删除重复和排序向量的最有效的方法是什么？ [英] What's the most efficient way to erase duplicates and sort a vector?

问题描述

我需要一个C ++向量，可能有很多元素，擦除重复，并排序。

I need to take a C++ vector with potentially a lot of elements, erase duplicates, and sort it.

我目前有以下代码， t工作。

I currently have the below code, but it doesn't work.

vec.erase(
      std::unique(vec.begin(), vec.end()),
      vec.end());
std::sort(vec.begin(), vec.end());

如何正确地执行此操作？

How can I correctly do this?

此外，它是否更快的擦除重复的第一（类似于上面编码）或首先执行排序？如果我首先执行排序，是否保证在 std :: unique 后执行排序？

Additionally, is it faster to erase the duplicates first (similar to coded above) or perform the sort first? If I do perform the sort first, is it guaranteed to remain sorted after std::unique is executed?

还是有另一种（也许更高效的）方法来做这一切？

Or is there another (perhaps more efficient) way to do all this?

推荐答案

我同意和托德·加德纳; std :: set 可能是好的想法这里。即使你使用向量，如果你有足够的重复，你可能会更好地创建一个集，做脏的工作。

I agree with R. Pate and Todd Gardner; a std::set might be a good idea here. Even if you're stuck using vectors, if you have enough duplicates, you might be better off creating a set to do the dirty work.

让我们比较三种方法：

/ p>

Just using vector, sort + unique

sort( vec.begin(), vec.end() );
vec.erase( unique( vec.begin(), vec.end() ), vec.end() );

转换为手动设置

set<int> s;
unsigned size = vec.size();
for( unsigned i = 0; i < size; ++i ) s.insert( vec[i] );
vec.assign( s.begin(), s.end() );

使用构造函数转换为集合

set<int> s( vec.begin(), vec.end() );
vec.assign( s.begin(), s.end() );

以下是重复次数变化时的效果：

Here's how these perform as the number of duplicates changes:

摘要：当重复数量足够大时，实际上转换为一个集合并将数据转储回向量会更快。

Summary: when the number of duplicates is large enough, it's actually faster to convert to a set and then dump the data back into a vector.

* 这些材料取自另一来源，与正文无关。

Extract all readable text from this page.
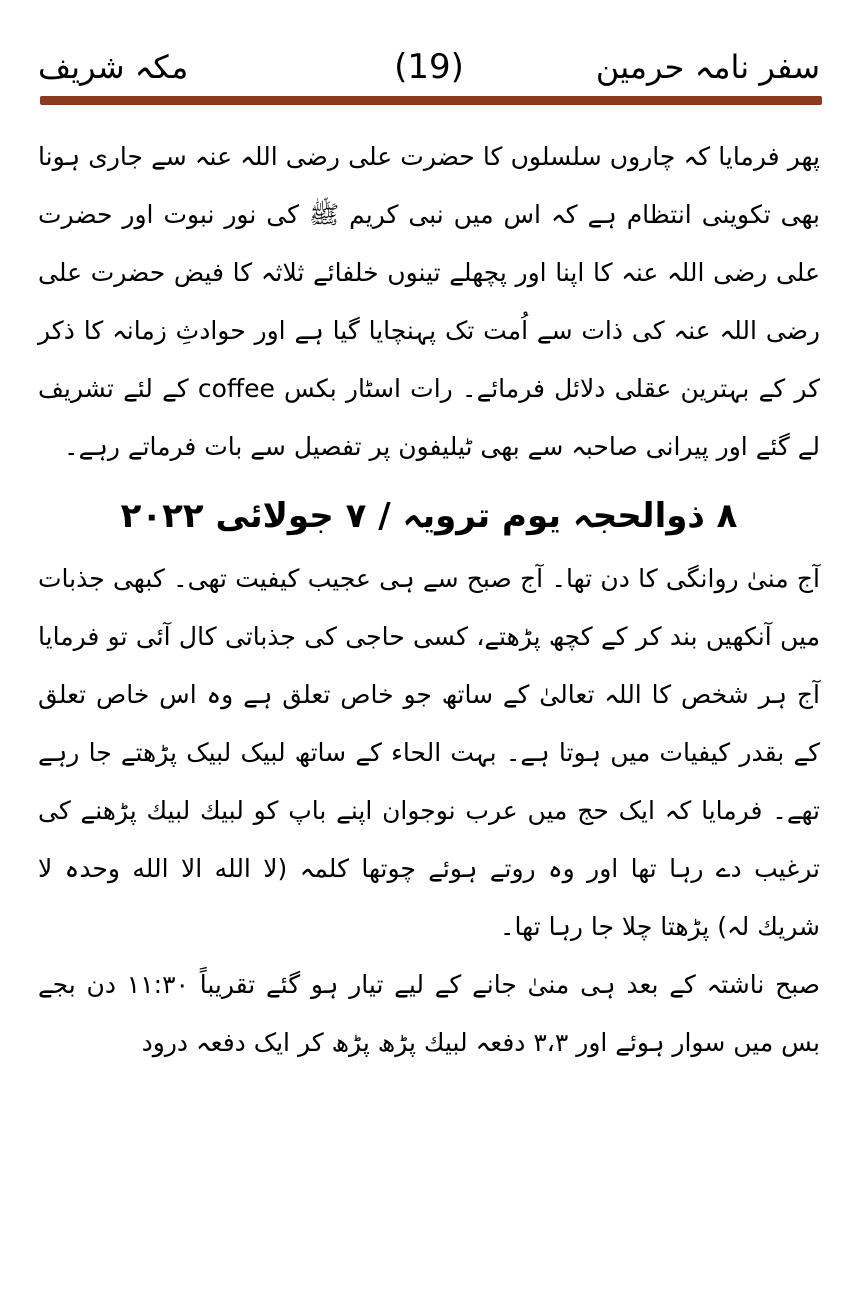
مکہ شریف	(19)	سفر نامہ حرمین

پھر فرمایا کہ چاروں سلسلوں کا حضرت علی رضی اللہ عنہ سے جاری ہونا بھی تکوینی انتظام ہے کہ اس میں نبی کریم ﷺ کی نور نبوت اور حضرت علی رضی اللہ عنہ کا اپنا اور پچھلے تینوں خلفائے ثلاثہ کا فیض حضرت علی رضی اللہ عنہ کی ذات سے اُمت تک پہنچایا گیا ہے اور حوادثِ زمانہ کا ذکر کر کے بہترین عقلی دلائل فرمائے۔ رات اسٹار بکس coffee کے لئے تشریف لے گئے اور پیرانی صاحبہ سے بھی ٹیلیفون پر تفصیل سے بات فرماتے رہے۔

۸ ذوالحجہ یوم ترویہ / ۷ جولائی ۲۰۲۲

آج منیٰ روانگی کا دن تھا۔ آج صبح سے ہی عجیب کیفیت تھی۔ کبھی جذبات میں آنکھیں بند کر کے کچھ پڑھتے، کسی حاجی کی جذباتی کال آئی تو فرمایا آج ہر شخص کا اللہ تعالیٰ کے ساتھ جو خاص تعلق ہے وہ اس خاص تعلق کے بقدر کیفیات میں ہوتا ہے۔ بہت الحاء کے ساتھ لبیک لبیک پڑھتے جا رہے تھے۔ فرمایا کہ ایک حج میں عرب نوجوان اپنے باپ کو لبیك لبیك پڑھنے کی ترغیب دے رہا تھا اور وہ روتے ہوئے چوتھا کلمہ (لا الله الا الله وحدہ لا شریك لہ) پڑھتا چلا جا رہا تھا۔

صبح ناشتہ کے بعد ہی منیٰ جانے کے لیے تیار ہو گئے تقریباً ۱۱:۳۰ دن بجے بس میں سوار ہوئے اور ۳،۳ دفعہ لبیك پڑھ پڑھ کر ایک دفعہ درود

由于某些原因，手动进行set转换似乎比使用set构造函数更快 - 至少对我使用的玩具随机数据。

And for some reason, doing the set conversion manually seems to be faster than using the set constructor -- at least on the toy random data that I used.

这篇关于删除重复和排序向量的最有效的方法是什么？的文章就介绍到这了，希望我们推荐的答案对大家有所帮助，也希望大家多多支持IT屋！